By Margaret Cunningham

There's money to be made in education, argues Bob Bowdon, but entirely if you snip out the unprofitable bits, like skillful teachers. In his documentary "The Cartel," Bowdon, a New Jersey television news newsman, turns the camera upon the massive corruption and misdirection that has led his state to expend more than any other on its students just with shoddy results. It's not toilsome for Bowdon to illustrate that something's awfully wrong with a state that pays $17,000 per student but can only manage a 39% reading proficiency rate -- that there's a crisis is undeniable, how to deal with it is different question entirely.

At hand are two major factions in Bowdon's film -- the villains are reasonably clearly the Jersey teachers union and school board who funnel 90 cents of every dollar away from teachers' salaries and towards incidentals, including six-figure salaries for school administrators. On the other side are the supporters of charter schools -- private schools that can function outside the control of what Bowdon calls The Cartel. Bowdon makes much of the fact that it's practically impossible for a teacher to be fired, a safety net that does little to court hard work in those teachers who comprehend they have a career regardless of how many of the three Rs they teach -- if any.
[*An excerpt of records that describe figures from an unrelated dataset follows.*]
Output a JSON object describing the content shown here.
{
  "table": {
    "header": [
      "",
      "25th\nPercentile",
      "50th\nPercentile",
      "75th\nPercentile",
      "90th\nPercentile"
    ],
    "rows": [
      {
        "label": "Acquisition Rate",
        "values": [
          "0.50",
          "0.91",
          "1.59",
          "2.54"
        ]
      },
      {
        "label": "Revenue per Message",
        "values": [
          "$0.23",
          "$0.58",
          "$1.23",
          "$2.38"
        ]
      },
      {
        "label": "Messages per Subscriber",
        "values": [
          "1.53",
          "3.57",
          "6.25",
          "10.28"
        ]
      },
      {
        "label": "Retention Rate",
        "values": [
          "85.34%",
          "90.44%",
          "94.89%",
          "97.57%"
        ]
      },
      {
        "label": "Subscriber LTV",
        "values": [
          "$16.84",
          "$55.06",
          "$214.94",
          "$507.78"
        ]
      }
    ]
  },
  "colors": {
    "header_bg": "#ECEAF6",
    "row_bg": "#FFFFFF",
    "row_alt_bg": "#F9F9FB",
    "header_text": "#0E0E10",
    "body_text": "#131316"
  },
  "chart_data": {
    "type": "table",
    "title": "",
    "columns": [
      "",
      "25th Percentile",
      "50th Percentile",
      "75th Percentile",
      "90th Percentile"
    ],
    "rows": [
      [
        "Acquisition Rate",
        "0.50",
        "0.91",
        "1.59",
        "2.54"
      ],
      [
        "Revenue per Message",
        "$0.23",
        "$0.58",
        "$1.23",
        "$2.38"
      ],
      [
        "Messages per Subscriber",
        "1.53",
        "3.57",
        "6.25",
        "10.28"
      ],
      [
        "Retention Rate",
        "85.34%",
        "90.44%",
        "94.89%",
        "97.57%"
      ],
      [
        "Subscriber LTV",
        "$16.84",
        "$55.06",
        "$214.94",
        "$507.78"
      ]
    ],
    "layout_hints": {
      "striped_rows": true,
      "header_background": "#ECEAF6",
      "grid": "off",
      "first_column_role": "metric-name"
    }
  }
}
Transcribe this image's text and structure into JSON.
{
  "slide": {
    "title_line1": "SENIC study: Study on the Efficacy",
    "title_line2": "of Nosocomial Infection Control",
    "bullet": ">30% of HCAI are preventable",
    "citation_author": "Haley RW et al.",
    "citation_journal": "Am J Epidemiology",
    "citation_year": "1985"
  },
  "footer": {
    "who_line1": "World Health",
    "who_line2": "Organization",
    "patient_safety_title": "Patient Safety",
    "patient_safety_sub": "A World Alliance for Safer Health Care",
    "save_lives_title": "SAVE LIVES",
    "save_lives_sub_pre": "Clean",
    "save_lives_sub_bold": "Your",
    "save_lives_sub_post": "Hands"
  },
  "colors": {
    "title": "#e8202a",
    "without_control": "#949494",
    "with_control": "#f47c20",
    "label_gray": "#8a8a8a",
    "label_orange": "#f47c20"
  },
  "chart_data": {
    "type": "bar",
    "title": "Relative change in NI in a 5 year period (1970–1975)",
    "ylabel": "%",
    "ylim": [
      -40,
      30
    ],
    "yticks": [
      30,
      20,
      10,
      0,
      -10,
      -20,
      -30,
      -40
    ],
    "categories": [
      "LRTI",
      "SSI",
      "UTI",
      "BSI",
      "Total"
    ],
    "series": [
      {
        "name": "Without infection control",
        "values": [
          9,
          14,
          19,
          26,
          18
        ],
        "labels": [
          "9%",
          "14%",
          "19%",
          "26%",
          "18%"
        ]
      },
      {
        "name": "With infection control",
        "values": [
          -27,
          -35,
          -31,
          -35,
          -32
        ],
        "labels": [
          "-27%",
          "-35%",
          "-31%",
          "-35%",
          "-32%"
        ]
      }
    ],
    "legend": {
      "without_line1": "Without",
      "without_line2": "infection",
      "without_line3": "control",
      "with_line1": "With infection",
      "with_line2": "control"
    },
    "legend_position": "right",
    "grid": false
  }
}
"'The Cartel' examines lots of distinctive aspects of public teaching, tenure, financing, support drops, corruption --meaning thieving -- vouchers and charter schools," says Bowdon. "And as such it kind of serves as a rapid-moving primer on all of the blistering topics amongst the education-reform movement."

"The Cartel" started fashioning the round of the festivals in summer 2009, and made its theatrical debut pretty much a year later, in spring 2010. It however proceeds the more-recently released, while higher profile, education documentary "Waiting for Superman," directed by Davis Guggenheim ("An Inconvenient Truth"). Bowdon says the documentaries can be seen as companion pieces: his focusing on public policy and Guggenheim's taking the human-interest angle. "The two films reach parallel conclusions," Bowdon says.

And Bowdon's movie is relentlessly acute, making a deep case for the notion that the amount of money spent is nowhere near as essential as how it is spent. Whilst he calls it left-brained, still "The Cartel" reaches some unhappy moments of emotion. One girl, crying after learning she wasn't selected in a lottery for a charter school, tells the story of What Went Wrong as well as Bowdon's arguments.

It's difficult to see a movie about corruption in Jersey and not think of the mob, but it's also clear that this is a national dilemma seen through a tight lens. Any watcher will recognize the failings of their own state's education system and the battle for control. Bowdon puts his faith in the charter schools, where the taxpayer has influence over the kind and quality of education. However he also knows it'll be an upward battle to retrieve control from those who've worked so intense to make education very profitable for the very few.